Mark Your Time, Hu-Mans!

Special Guest Commentary

by Waxulon-6, Lord High Admiral of the Kremulakian Earth Invaders

The Being Formerly Known as Congressman Henry Waxman (D-CA)

Attention Hu-Mans:

Mark your time! Behold the current heat readings of your atmosphere, which have now reached less than negative 40 in your Earth-degrees. Phase I of the Kremulakian conquest of your filthy pitiful orb is complete!

Foolish Hu-Mans, did you not suspect? It is now far too late for resistance. The planetary reign of the invincible Ice Beings of Kremulak can not be stopped, and thus I can now reveal all. And taunt your Earth-foolishness with delicious impunity! Ha ha ha!

When our scientist first discovered your planet 6.3 Kremulakian moon-orbits ago, I argued before the High Admiralty that it would be a suitable world for conquest and colonization.
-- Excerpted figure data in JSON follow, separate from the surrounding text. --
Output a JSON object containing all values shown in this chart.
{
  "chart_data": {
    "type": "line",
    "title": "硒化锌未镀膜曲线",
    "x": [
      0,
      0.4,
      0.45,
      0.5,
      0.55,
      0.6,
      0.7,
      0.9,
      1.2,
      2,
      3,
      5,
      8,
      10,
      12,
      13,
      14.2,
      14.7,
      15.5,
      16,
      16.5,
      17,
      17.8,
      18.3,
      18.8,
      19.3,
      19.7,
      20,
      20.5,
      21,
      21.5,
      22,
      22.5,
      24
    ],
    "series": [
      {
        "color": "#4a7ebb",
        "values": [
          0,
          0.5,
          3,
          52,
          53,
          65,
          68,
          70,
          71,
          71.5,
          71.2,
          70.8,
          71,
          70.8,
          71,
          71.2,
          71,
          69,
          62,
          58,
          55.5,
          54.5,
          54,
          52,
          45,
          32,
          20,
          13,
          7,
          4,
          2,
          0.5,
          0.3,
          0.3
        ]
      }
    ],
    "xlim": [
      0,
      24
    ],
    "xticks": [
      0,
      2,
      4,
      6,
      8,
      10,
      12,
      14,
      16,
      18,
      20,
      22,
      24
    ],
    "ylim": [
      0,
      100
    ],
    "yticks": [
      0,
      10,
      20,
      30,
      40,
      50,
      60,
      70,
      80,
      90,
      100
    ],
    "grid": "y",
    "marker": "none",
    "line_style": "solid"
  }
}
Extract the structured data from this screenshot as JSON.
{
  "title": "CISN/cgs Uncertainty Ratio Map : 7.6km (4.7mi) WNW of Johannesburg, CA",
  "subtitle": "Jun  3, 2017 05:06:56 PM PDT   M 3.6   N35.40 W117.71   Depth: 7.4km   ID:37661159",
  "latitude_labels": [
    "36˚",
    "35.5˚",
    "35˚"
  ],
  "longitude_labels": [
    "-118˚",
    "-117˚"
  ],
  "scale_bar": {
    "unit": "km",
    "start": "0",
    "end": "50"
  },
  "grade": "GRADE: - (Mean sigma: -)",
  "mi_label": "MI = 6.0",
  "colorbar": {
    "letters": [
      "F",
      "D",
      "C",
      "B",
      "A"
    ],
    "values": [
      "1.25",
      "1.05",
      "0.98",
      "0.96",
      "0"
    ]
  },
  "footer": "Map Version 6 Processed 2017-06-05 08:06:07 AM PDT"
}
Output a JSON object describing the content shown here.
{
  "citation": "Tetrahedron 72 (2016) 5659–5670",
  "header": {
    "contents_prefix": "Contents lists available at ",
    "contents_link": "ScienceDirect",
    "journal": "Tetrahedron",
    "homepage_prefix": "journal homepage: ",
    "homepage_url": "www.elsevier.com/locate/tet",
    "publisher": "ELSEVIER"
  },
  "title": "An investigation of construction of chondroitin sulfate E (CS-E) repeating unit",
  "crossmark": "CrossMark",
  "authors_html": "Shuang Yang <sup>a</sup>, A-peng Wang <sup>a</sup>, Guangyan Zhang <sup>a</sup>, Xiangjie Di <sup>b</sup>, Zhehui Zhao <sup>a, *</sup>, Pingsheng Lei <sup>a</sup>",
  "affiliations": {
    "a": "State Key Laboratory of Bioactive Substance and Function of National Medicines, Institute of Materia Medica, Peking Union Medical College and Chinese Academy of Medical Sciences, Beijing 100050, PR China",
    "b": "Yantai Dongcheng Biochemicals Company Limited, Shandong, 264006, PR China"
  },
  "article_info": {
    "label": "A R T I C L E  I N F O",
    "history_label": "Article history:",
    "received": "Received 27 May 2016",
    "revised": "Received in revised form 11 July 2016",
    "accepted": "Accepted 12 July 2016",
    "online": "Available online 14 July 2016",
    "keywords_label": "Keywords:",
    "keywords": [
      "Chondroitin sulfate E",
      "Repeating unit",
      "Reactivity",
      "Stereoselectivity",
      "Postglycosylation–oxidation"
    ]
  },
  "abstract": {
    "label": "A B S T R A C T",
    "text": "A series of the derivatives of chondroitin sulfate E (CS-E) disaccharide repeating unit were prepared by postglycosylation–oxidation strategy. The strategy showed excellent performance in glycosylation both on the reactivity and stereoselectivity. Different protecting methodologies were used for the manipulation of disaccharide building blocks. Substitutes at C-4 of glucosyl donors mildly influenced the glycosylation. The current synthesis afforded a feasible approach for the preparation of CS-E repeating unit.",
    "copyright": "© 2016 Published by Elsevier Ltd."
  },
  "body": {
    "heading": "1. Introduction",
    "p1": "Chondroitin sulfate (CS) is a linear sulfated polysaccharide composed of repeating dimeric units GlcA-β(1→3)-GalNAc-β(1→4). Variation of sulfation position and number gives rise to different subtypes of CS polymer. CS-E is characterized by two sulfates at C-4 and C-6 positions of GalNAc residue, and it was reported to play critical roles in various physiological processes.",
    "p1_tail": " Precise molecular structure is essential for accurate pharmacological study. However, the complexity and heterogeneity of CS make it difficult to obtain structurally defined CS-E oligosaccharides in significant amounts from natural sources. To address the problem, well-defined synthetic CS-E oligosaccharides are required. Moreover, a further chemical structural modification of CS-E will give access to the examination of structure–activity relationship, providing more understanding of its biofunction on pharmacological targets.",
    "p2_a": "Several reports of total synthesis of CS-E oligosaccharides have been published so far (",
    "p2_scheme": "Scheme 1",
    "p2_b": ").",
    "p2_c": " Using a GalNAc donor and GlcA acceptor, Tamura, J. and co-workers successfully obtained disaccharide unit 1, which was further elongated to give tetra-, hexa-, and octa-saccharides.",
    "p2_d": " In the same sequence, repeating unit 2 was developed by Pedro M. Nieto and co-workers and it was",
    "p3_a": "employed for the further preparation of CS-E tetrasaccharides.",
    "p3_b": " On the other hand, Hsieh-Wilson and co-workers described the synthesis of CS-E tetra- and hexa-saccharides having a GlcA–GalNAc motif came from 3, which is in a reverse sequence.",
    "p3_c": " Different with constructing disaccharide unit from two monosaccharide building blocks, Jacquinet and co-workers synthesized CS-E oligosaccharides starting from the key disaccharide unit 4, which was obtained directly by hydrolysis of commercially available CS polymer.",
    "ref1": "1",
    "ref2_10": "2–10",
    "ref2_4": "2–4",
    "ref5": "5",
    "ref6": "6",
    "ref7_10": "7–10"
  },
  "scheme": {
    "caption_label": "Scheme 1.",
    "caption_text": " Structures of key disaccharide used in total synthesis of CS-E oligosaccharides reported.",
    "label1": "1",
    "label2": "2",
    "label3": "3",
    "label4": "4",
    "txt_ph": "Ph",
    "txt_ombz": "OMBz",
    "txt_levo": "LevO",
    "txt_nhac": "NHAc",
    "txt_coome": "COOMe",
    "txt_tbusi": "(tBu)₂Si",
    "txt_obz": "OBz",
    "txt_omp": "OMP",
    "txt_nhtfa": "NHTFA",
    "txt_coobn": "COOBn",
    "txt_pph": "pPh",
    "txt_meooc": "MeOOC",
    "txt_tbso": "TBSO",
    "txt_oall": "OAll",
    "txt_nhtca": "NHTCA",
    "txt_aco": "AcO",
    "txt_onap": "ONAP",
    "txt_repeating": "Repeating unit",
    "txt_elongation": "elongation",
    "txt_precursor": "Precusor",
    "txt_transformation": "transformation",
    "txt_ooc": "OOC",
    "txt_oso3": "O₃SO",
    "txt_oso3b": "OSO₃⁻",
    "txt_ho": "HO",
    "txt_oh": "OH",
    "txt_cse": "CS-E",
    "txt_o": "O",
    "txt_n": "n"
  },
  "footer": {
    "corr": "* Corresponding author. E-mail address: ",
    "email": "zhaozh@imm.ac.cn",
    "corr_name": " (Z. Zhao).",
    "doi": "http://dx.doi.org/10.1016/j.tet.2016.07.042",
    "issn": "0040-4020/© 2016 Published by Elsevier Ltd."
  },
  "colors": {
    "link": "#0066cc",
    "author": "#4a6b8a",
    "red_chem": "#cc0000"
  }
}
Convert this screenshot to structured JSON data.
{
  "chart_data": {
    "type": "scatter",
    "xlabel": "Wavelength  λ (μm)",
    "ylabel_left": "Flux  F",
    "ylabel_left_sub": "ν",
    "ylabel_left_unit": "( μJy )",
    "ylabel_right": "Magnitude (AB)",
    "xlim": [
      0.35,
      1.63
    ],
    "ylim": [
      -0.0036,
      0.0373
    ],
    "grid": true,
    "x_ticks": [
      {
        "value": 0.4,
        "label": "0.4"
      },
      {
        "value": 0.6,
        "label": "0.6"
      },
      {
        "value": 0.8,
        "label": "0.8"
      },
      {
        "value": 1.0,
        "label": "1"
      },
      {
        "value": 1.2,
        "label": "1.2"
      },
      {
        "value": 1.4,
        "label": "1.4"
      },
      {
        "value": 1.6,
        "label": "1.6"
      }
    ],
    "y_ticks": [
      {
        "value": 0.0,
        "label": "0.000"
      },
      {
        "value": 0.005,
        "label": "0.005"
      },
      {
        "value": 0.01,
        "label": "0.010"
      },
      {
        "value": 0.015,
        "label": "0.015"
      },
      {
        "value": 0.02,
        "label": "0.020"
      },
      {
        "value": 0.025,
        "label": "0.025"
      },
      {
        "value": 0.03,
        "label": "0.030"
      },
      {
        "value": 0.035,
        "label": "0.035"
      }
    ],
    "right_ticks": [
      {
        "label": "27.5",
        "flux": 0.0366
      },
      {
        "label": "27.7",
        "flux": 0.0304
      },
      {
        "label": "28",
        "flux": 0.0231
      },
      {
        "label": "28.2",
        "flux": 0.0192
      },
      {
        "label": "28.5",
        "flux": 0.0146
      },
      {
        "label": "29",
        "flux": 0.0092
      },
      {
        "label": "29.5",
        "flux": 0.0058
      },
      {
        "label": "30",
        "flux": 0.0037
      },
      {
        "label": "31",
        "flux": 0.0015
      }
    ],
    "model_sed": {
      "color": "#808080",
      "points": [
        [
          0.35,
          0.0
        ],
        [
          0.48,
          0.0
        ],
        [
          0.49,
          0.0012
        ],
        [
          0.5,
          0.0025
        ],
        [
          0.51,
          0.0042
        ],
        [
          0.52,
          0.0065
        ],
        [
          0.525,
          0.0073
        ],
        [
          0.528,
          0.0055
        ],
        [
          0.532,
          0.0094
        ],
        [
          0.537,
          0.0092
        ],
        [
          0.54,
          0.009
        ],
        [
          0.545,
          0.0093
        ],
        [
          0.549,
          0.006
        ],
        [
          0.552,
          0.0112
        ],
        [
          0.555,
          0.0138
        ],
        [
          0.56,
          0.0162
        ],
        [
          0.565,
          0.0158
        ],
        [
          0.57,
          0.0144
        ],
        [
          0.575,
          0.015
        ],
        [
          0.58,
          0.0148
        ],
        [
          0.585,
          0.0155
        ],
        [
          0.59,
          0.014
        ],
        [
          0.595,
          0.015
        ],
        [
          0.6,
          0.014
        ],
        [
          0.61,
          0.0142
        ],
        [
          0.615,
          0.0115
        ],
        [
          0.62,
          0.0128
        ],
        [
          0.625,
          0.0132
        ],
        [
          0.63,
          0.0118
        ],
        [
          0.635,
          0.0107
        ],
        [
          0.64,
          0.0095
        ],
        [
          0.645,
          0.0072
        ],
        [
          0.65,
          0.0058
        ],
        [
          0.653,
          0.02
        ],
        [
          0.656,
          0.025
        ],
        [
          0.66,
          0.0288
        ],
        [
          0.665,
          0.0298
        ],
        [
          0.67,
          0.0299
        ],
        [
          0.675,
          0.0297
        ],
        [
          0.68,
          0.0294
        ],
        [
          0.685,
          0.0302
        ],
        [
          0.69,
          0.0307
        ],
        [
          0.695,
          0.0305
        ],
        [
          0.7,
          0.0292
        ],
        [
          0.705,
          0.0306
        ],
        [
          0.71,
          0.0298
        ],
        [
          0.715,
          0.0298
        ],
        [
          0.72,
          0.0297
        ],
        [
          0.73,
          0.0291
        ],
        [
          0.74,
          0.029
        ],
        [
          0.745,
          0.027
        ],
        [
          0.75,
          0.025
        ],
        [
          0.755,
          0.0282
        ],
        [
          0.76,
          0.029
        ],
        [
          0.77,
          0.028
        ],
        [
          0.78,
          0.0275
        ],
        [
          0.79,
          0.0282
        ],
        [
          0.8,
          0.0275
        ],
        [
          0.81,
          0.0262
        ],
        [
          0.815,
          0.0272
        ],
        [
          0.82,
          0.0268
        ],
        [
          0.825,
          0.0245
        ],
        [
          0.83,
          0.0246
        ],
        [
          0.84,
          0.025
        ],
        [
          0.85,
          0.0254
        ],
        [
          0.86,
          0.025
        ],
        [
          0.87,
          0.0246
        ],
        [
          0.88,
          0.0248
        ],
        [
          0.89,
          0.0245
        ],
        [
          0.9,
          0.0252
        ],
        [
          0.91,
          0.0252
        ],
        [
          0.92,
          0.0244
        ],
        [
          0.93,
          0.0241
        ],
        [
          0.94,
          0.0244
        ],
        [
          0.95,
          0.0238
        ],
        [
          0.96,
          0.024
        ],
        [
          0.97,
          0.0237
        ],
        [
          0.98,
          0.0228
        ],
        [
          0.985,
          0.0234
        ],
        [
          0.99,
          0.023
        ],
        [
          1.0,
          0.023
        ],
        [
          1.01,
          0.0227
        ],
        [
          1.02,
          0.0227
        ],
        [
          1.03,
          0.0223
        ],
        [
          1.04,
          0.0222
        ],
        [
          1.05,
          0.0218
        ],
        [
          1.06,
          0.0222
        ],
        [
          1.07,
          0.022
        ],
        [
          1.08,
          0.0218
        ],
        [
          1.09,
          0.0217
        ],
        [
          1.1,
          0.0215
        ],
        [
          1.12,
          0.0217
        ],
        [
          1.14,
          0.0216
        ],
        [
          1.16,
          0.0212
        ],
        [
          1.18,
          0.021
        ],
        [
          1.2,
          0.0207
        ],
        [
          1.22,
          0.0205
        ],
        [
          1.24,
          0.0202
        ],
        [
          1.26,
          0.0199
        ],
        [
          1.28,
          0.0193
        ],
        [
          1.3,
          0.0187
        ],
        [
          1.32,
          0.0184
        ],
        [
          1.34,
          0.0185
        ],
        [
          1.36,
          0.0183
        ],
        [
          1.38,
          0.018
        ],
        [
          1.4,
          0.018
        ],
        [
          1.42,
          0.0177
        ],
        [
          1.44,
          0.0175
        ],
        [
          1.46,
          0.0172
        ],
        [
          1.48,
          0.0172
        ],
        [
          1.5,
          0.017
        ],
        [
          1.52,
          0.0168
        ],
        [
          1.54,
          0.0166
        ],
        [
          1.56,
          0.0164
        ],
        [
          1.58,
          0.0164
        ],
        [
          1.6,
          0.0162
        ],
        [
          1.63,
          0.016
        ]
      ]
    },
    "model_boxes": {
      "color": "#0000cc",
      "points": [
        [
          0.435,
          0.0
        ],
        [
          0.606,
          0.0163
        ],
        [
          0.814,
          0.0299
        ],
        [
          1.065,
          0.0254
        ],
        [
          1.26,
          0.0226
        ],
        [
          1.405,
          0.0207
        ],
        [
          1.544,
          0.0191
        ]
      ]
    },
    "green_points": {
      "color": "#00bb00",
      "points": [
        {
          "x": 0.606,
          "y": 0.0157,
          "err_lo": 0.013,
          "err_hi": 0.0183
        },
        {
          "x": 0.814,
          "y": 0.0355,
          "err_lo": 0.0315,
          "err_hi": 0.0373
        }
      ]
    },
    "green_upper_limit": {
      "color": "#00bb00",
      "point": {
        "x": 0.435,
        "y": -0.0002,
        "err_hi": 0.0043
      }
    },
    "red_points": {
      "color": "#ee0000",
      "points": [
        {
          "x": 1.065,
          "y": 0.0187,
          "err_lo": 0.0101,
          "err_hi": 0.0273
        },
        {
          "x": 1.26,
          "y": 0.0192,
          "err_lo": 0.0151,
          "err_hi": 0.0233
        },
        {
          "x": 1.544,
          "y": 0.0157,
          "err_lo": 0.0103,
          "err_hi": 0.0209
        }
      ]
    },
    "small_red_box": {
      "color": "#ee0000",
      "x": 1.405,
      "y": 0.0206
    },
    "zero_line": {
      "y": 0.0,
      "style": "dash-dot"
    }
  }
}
The Inner Council accused me of madness! They said we Kremulaks could never survive in your stupid planet’s hostile hot temperatures. They said our nostrils would mutate and explode under your intense atmospheric pressures. They said that Hu-mans would never vote us into their control councils.

Fools! I wagered Supreme Overlord Gromfnorg-0 himself that not only would I survive, but that I would win quick election to your Earth Commerce and Energy committee — without even using my visual cloaking device! Little did he know that I, Lord Waxulon-6, had been carefully monitoring your Earth-frequencies and Earth-internet and Earth-basic cable news, and had discovered the outpost which you Hu-Mans call “San Francisco.” Needless to say, my little bet has paid off handsomely — winning me over 6000 Kremulakian trading crystals.

Victory over you puny race was even easier than I anticipated. In fact, the only resistance I encountered was on the invasion-saucer voyage, when Pelosicon-8 and Obamulak-3 kept trying to recalibrate the music-frequencies. And the impudent weak-glanded Algor-11, who needed to make biowaste stops at every refueling station between here and the Antares subcluster.

When our saucers landed in the land you call “Berkeley,” our first encounter with Hu-Mans were the ones you call “hippie panhandlers.” Their waste products contained small quantities of the fresh ammonia we need to survive, but not enough to sustain a major Kremulakian colonization. But soon I discovered a native resource that would sustain us for hundreds of moon-orbits: your delicious Earth-dollars!

Soon the panhandling Hu-Mans introduced us to a more advanced species: the ones you call the “douchebags.” How easily they were frightened by Algor-11’s PowerPoints. How easily they were mesmerized by Obamulak’s soothing soundwaves. In less than a single moon-orbit, we had mobilized them as mindslaves to demand reduced Earth-heat for the next wave of Kremulakian invaders! And all for a few tickets to Obamulak’s inauguration festival!

Ha ha ha! Your Earth-douchebags are so stupid… stupid… STUPID!!

Phase I of our plan is complete. In Phase II you will turn over your delicious Earth-dollars to the Kremulakian Carbon Revenue Service. In Phase III, our tractor beams will relocate your planet to a more pleasing solar distance. In Phase IV, colonization and spawning.

This is your warning! Do not attempt to resist, for your insolence will be revisited a thousandfold with heavy late filing penalties and interest. Hu-Mans who cooperate will be allowed to toil in the ice mines and assist with our Kremulakian breeding and birthing ceremonies. Await further instructions on your assignment. You are now commanded to wear your heavy garments and ski masks to increase your probability of survival. And because we Kremulaks find your Hu-Man forms hideous!

Cry your tears now, Hu-Mans! Although I take great pleasure in your lamentations, I grow weary and must return to my cryo-pod before I evaporate further. And boy, I have to make gasoline like a race horse.